I have some insulated screwdrivers and the packaging says "Protects from electric shock up to 1,000 volts". But it's not like the insulation can conduct electricity at higher voltages, right?
At some point, any insulation will break down and either begin to conduct or simply flash over.
Electrical breakdown or dielectric breakdown is when current flows through an electrical insulator when the voltage applied across it exceeds the breakdown voltage. This results in the insulator becoming electrically conductive. Electrical breakdown may be a momentary event (as in an electrostatic discharge), or may lead to a continuous arc if protective devices fail to interrupt the current in a power circuit.
Under sufficient electrical stress, electrical breakdown can occur within solids, liquids, gases or vacuum. However, the specific breakdown mechanisms are different for each kind of dielectric medium.
So, respect the rating on your 'insulated' screwdrivers.
To start with, electricity is perfectly capable of going around insulation in an arc, so even if you had a theoretically perfect screwdriver handle, there's a point where electricity would ignore the handle and use the air instead. So the screwdriver maker is forced to make certain assumptions, e.g. that you are clever enough not to let beads of sweat run down it, or use it in the rain.
What's more, any material does indeed have a breakdown voltage. If you kept increasing voltage, eventually the voltage would pass through the insulator anyway. This is why insulation is tested with a megaohmmeter, which measures resistance against hundreds or thousands of volts of test voltage, which it generates for the test.
Here, people often complain that their appliance trips a ground fault detector, yet they measure infinite resistance between hot/neutral and the machine's ground. They are using a common multimeter, which has a test voltage of a couple of volts. Insulation won't break down at those low voltages, hence the megaohmmeter.

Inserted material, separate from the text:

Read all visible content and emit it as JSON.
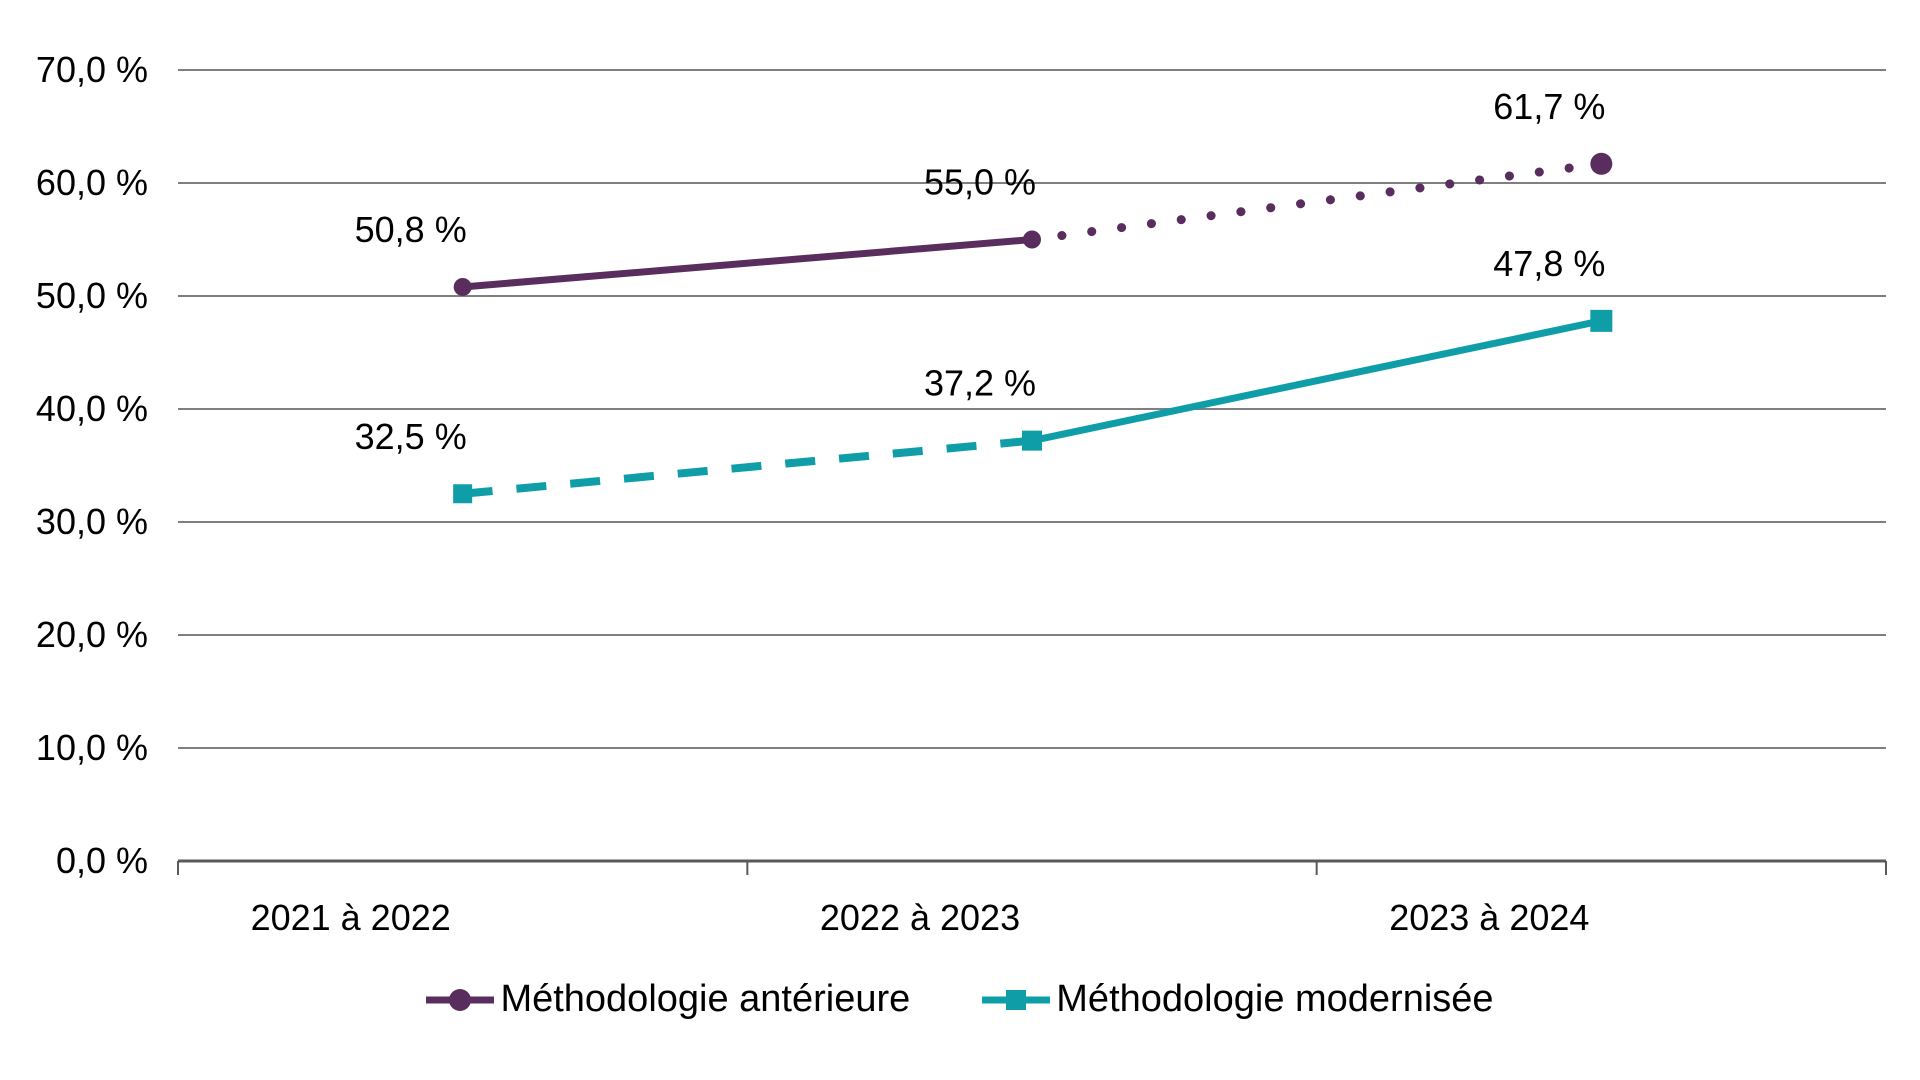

Look closely at high voltage lines: their insulation is a series of ceramic "bells". The bell shape is to give the longest possible pathway via both the insulation surface and the air. By stacking bells, they increase the insulation further.
In that video they test a 1kV rated screwdriver to destruction. It takes a surprisingly high voltage - 100kV - to get a breakdown in the insulation.
But the reason that they're rated to 1kV is that 1kV is the difference between low voltage and high voltage in many jurisdictions. With high voltage, the requirements change drastically. For instance, with low voltage, it only has to be secured against re-connection. With high voltage, it has to be grounded as well. On high voltage one person shall monitor the safety of the system, and not participate in the work.
There's quite a lot of regulations like that, which effectively makes it pretty uninteresting to have hand tools approved for more than 1kV. You don't work in the same ways, it's usually not the same people doing the work, and you need different methods due to different risks. For instance low voltage (<1kV) is only dangerous if you touch a conductor (or are exposed to an arc), whilst high voltage (>1kV) can jump airgaps.
(Those are examples from Norwegian regulation; Europe mostly has variations of it. No idea about USA tho)
At 1000V and above, the "creapage" distance required to prevent tracking across the surface likely exceeds the thickness of the plastic handle.
There is no such thing as a pure insulator; EVERYTHING is a conductor, some things are just better than others depending on the voltage. Such is the fallacy of people thinking they are protected from lightning because they are wearing rubber shoes, or driving in a car with rubber tires. The lightning ALREADY passed through the dielectric strength of a mile of air, 1/2" of rubber is not even significant at that point.